You are hardly at the mercy of a reality, therefore, that exists apart from yourself, or is thrust upon you. You are so infinitely connected with the physical events composing your life experience that often you cannot distinguish between seemingly material occurrences and the thoughts, expectations and desires that gave them birth.
If you have strongly negative thoughts, these actually form bars between you and a more fulfilling life. Still, you often look through the bars, not seeing them. Until they are recognized they are impediments. Even obstacles have a reason for being. If they are your own, then it is up to you to recognize them and discover the circumstances behind their existence.

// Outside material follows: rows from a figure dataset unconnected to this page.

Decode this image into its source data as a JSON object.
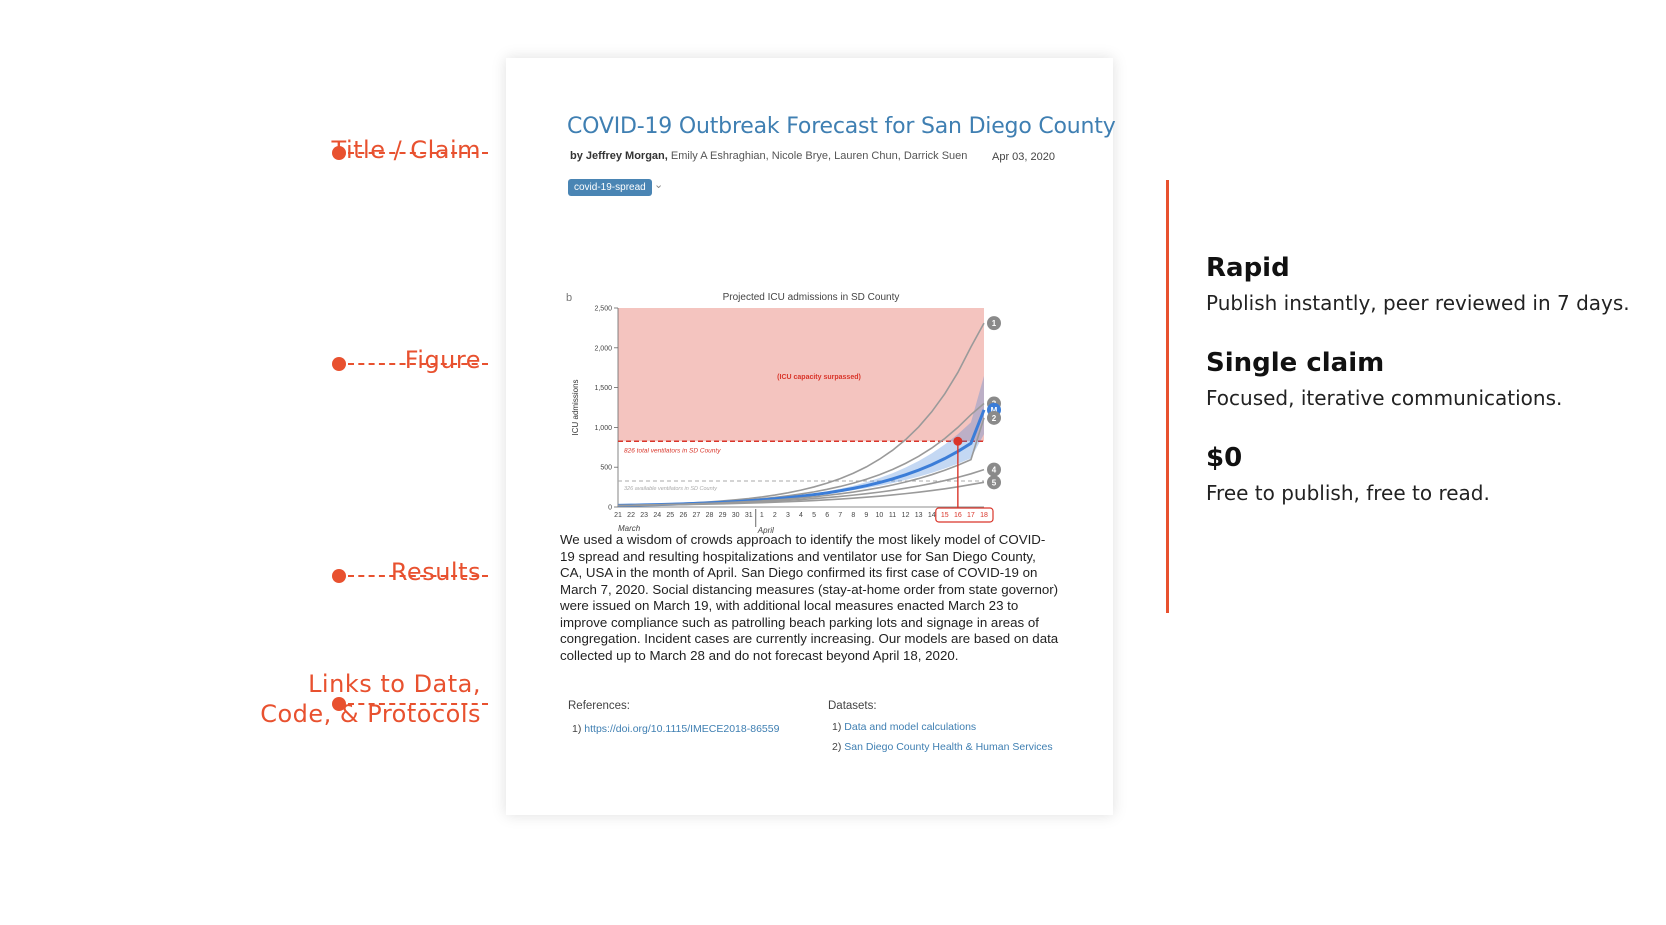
{
  "annotations": {
    "title_claim": "Title / Claim",
    "figure": "Figure",
    "results": "Results",
    "links_line1": "Links to Data,",
    "links_line2": "Code, & Protocols"
  },
  "paper": {
    "title": "COVID-19 Outbreak Forecast for San Diego County",
    "byline_lead": "by Jeffrey Morgan,",
    "byline_rest": "Emily A Eshraghian, Nicole Brye, Lauren Chun, Darrick Suen",
    "date": "Apr 03, 2020",
    "tag": "covid-19-spread",
    "tag_chevron": "⌄",
    "body": "We used a wisdom of crowds approach to identify the most likely model of COVID-19 spread and resulting hospitalizations and ventilator use for San Diego County, CA, USA in the month of April. San Diego confirmed its first case of COVID-19 on March 7, 2020. Social distancing measures (stay-at-home  order from state governor) were issued on March 19, with additional local  measures enacted March 23 to improve compliance such as patrolling beach parking lots and signage in areas of congregation. Incident cases are currently increasing. Our models are based on data collected up to March 28 and do not forecast beyond April 18, 2020.",
    "references_label": "References:",
    "references": [
      {
        "num": "1)",
        "text": "https://doi.org/10.1115/IMECE2018-86559"
      }
    ],
    "datasets_label": "Datasets:",
    "datasets": [
      {
        "num": "1)",
        "text": "Data and model calculations"
      },
      {
        "num": "2)",
        "text": "San Diego County Health & Human Services"
      }
    ]
  },
  "chart_data": {
    "type": "line",
    "panel_label": "b",
    "title": "Projected ICU admissions in SD County",
    "ylabel": "ICU admissions",
    "ylim": [
      0,
      2500
    ],
    "yticks": [
      "0",
      "500",
      "1,000",
      "1,500",
      "2,000",
      "2,500"
    ],
    "x_ticks": [
      "21",
      "22",
      "23",
      "24",
      "25",
      "26",
      "27",
      "28",
      "29",
      "30",
      "31",
      "1",
      "2",
      "3",
      "4",
      "5",
      "6",
      "7",
      "8",
      "9",
      "10",
      "11",
      "12",
      "13",
      "14",
      "15",
      "16",
      "17",
      "18"
    ],
    "x_month_labels": [
      "March",
      "April"
    ],
    "highlighted_ticks": [
      "15",
      "16",
      "17",
      "18"
    ],
    "capacity_region_label": "(ICU capacity surpassed)",
    "ventilators_total": {
      "value": 826,
      "label": "826 total ventilators in SD County"
    },
    "ventilators_available": {
      "value": 326,
      "label": "326 available ventilators in SD County"
    },
    "series": [
      {
        "name": "1",
        "color": "#9a9a9a",
        "values": [
          20,
          24,
          28,
          33,
          39,
          46,
          54,
          64,
          76,
          90,
          106,
          126,
          150,
          178,
          212,
          252,
          300,
          356,
          424,
          504,
          600,
          712,
          846,
          1006,
          1196,
          1422,
          1690,
          2010,
          2310
        ]
      },
      {
        "name": "3",
        "color": "#9a9a9a",
        "values": [
          20,
          23,
          27,
          31,
          36,
          42,
          49,
          57,
          66,
          77,
          90,
          104,
          121,
          141,
          164,
          190,
          222,
          258,
          300,
          349,
          405,
          471,
          548,
          637,
          740,
          860,
          1000,
          1160,
          1300
        ]
      },
      {
        "name": "M",
        "color": "#3b7dd8",
        "values": [
          20,
          23,
          26,
          30,
          34,
          39,
          45,
          52,
          59,
          68,
          78,
          90,
          103,
          118,
          135,
          155,
          178,
          204,
          234,
          268,
          307,
          352,
          404,
          463,
          531,
          609,
          698,
          800,
          1220
        ]
      },
      {
        "name": "2",
        "color": "#9a9a9a",
        "values": [
          20,
          22,
          25,
          28,
          32,
          36,
          41,
          47,
          53,
          60,
          68,
          77,
          88,
          100,
          113,
          128,
          146,
          166,
          188,
          214,
          243,
          276,
          314,
          357,
          406,
          461,
          524,
          595,
          1120
        ]
      },
      {
        "name": "4",
        "color": "#9a9a9a",
        "values": [
          20,
          22,
          24,
          27,
          30,
          34,
          38,
          42,
          47,
          53,
          60,
          67,
          75,
          84,
          94,
          106,
          119,
          133,
          149,
          167,
          187,
          210,
          236,
          264,
          296,
          332,
          372,
          417,
          470
        ]
      },
      {
        "name": "5",
        "color": "#9a9a9a",
        "values": [
          20,
          21,
          23,
          25,
          27,
          30,
          33,
          36,
          40,
          44,
          49,
          54,
          60,
          66,
          73,
          81,
          90,
          100,
          111,
          123,
          136,
          151,
          168,
          186,
          206,
          229,
          254,
          282,
          310
        ]
      }
    ],
    "marker_point": {
      "x": "16",
      "y": 826
    }
  },
  "features": [
    {
      "title": "Rapid",
      "desc": "Publish instantly, peer reviewed in 7 days."
    },
    {
      "title": "Single claim",
      "desc": "Focused, iterative communications."
    },
    {
      "title": "$0",
      "desc": "Free to publish, free to read."
    }
  ],
  "colors": {
    "accent": "#e8512f",
    "link": "#3f7fb2",
    "capacity_fill": "#f4c4bf",
    "model_blue": "#3b7dd8"
  }
}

Your conscious thoughts can be great clues in uncovering such obstructions. You are not nearly as familiar with your own thoughts as you may imagine. They can escape from you like water through your fingers, carrying with them vital nutrients that spread across the landscape of your psyche – and all too often carrying sludge and mud that clog up the channels of experience and creativity.
An examination of your conscious thoughts will tell you much about the state of your inner mind, your intentions and expectations, and will often lead you to a direct confrontation with challenges and problems. Your thoughts, studied, will let you see where you are going. They point clearly to the nature of physical events.

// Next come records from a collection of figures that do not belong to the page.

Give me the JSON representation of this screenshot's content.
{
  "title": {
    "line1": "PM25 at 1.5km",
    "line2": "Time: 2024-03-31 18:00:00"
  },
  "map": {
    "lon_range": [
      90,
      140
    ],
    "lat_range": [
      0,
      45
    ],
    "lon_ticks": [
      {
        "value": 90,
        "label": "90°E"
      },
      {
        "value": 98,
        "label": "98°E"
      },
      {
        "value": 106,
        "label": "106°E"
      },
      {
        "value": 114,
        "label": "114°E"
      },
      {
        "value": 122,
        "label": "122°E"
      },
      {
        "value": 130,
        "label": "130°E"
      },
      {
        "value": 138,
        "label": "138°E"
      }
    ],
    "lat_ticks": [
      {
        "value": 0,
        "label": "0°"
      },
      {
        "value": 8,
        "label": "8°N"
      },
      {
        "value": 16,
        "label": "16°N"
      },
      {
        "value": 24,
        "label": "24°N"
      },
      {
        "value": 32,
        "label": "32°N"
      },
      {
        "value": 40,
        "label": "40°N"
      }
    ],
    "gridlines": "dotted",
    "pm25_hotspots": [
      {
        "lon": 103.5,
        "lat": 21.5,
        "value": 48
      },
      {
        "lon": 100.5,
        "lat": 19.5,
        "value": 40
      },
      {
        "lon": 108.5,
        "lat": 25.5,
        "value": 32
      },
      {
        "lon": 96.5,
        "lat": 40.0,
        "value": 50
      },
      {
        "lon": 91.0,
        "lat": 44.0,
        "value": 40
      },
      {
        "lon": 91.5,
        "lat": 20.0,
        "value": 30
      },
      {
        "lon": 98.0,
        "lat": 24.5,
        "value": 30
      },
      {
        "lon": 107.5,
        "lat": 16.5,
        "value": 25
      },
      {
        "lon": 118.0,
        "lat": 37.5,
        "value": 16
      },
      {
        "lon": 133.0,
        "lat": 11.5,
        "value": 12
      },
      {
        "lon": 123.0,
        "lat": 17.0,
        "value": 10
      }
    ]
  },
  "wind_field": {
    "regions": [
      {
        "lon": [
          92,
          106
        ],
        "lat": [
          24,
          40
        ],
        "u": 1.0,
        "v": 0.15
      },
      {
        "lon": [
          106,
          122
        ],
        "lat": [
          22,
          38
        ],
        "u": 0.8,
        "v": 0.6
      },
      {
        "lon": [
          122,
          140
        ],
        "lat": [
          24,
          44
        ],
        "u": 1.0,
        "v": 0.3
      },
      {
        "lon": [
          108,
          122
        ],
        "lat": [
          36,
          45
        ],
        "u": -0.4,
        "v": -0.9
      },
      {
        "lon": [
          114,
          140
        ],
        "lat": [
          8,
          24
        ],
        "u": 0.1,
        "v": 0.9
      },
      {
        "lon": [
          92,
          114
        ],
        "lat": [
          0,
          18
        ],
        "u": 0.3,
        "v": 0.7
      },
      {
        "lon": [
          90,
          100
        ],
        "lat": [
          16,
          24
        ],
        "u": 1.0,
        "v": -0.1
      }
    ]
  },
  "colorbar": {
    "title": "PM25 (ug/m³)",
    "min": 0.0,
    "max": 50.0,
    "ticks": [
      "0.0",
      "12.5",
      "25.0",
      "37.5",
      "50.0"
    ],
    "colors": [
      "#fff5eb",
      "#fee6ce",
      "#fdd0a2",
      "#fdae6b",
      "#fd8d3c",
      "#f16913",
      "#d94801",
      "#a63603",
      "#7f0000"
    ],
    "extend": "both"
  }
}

What exists physically, exists first in thought and feeling. There is no other rule.
Consciousness proceeds form. There is no other way. If you admire a great piece of art, amazing architecture, a beautiful composition of music, they first began as a thought. Not the other way around.
You have a conscious mind for a good reason. Why does the goose fly south for the winter? Because it’s a goose. But you are not at the mercy of unconscious drives unless you consciously acquiesce to them. Your present feelings and expectations can always be used to check your progress. If you do not like your experience, then you must change the nature of your conscious thoughts and expectations. You must alter the kind of messages that you are sending through your thoughts to your own body, to friends and associates.
Each thought has a result, in your terms. The same kind of thought, habitually repeated, will seem to have a more or less permanent effect. If you like the effect then you seldom examine the thought. If you find yourself assailed by physical difficulties (make sure you see a physician to rule out an actual physical illness), however, you begin to wonder what is wrong.
Sometime you blame others, your own background, or a previous life – if you accept reincarnation. You may blame God or the devil, or you may simply say, “That is life,” and accept the negative experience as a necessary portion of your lot.
You my finally come to a half-understanding of the nature of reality and wail, “I believe I have caused these ill effects, but I find myself unable to reverse them.”
If this is the case, then regardless of what you have told yourself thus far, you still do not believe that you are the creator of your own experience. As soon as you recognize this fact you can begin at one to alter those conditions that cause you dismay or dissatisfaction.
No one forces you to think in any particular manner. In the past you may have learned to consider things pessimistically. You may believe that pessimism is more realistic than optimism. You may even suppose, and many do, that sorrow is ennobling, a sign of deep spiritualism, a mark of apartness, a necessary mental garb of saints and poets. Nothing could be further from the truth.
All consciousness has within it the deep abiding impetus to use its abilities fully. You see and feel what you expect to see and feel.
This does not mean that effort is not required, and determination. It does mean you are not powerless to change events and that each of you, regardless of your position, status, or circumstance is in control of your own personal experience.